I know many variants of this question has been asked already, but I still can't find a good answer to my needs.
What I want to do is setup a few (2 at minimum) VPS's to host my web apps on. I'd like to provide some load balancing (which is pretty easy achievable with let's say Varnish), and relatively high availability - which is my problem.
Using the load balancer (which I'd need to host on one of VPS's) introduces a single point of failure, which almost as bad as having just one machine to serve the content.
http://i.stack.imgur.com/lFafj.png
And AFAIK DNS round-robin method not only is a bad idea for load-balancing, but also does not provide a fail-over mechanism. If one of servers goes down, some people (with cached DNS IP) will still try to connect to the unavailable server. And forget short TTL - this is not the correct solution.
http://i.stack.imgur.com/mTLRf.png
One very important thing to consider: I want to have my VPS's divided across many datacenters, so if electricity or ISP fails in one datacenter, the website won't go down.

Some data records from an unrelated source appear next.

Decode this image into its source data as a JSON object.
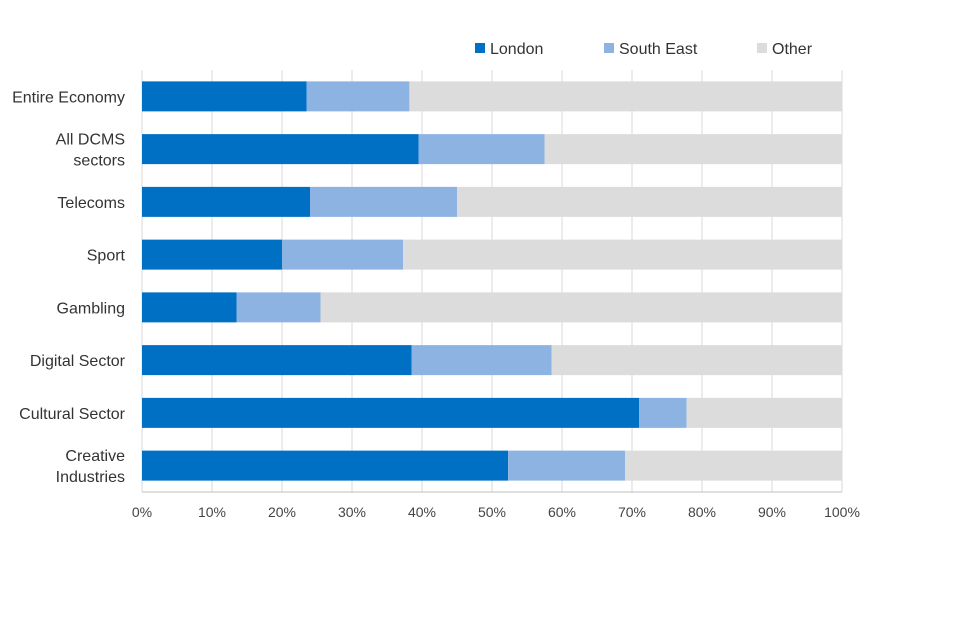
{
  "chart_data": {
    "type": "bar",
    "orientation": "horizontal",
    "stacked": true,
    "title": "",
    "xlabel": "",
    "ylabel": "",
    "xlim": [
      0,
      100
    ],
    "x_ticks": [
      "0%",
      "10%",
      "20%",
      "30%",
      "40%",
      "50%",
      "60%",
      "70%",
      "80%",
      "90%",
      "100%"
    ],
    "grid": true,
    "legend_position": "top-right",
    "categories": [
      [
        "Entire Economy"
      ],
      [
        "All DCMS",
        "sectors"
      ],
      [
        "Telecoms"
      ],
      [
        "Sport"
      ],
      [
        "Gambling"
      ],
      [
        "Digital Sector"
      ],
      [
        "Cultural Sector"
      ],
      [
        "Creative",
        "Industries"
      ]
    ],
    "series": [
      {
        "name": "London",
        "color": "#0070c4",
        "values": [
          23.5,
          39.5,
          24,
          20,
          13.5,
          38.5,
          71,
          52.3
        ]
      },
      {
        "name": "South East",
        "color": "#8db3e2",
        "values": [
          14.7,
          18,
          21,
          17.3,
          12,
          20,
          6.8,
          16.7
        ]
      },
      {
        "name": "Other",
        "color": "#dcdcdc",
        "values": [
          61.8,
          42.5,
          55,
          62.7,
          74.5,
          41.5,
          22.2,
          31
        ]
      }
    ]
  }
}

The only 2 solutions I can think of is either rely on dns round robin (and in case of server failure at least serve the content to some percentage of users untill recovery), or buy a dedicated server in a datacenter well prepared for blackout and equipped with several internet connections (which is insanely expensive compared to renting even 10 VPS's).
So the question is: What is the correct way to avoid single point of failure while having several load balanced VPS's?
Please excuse the images. They're just as-basic-as-possible examples of what I meant.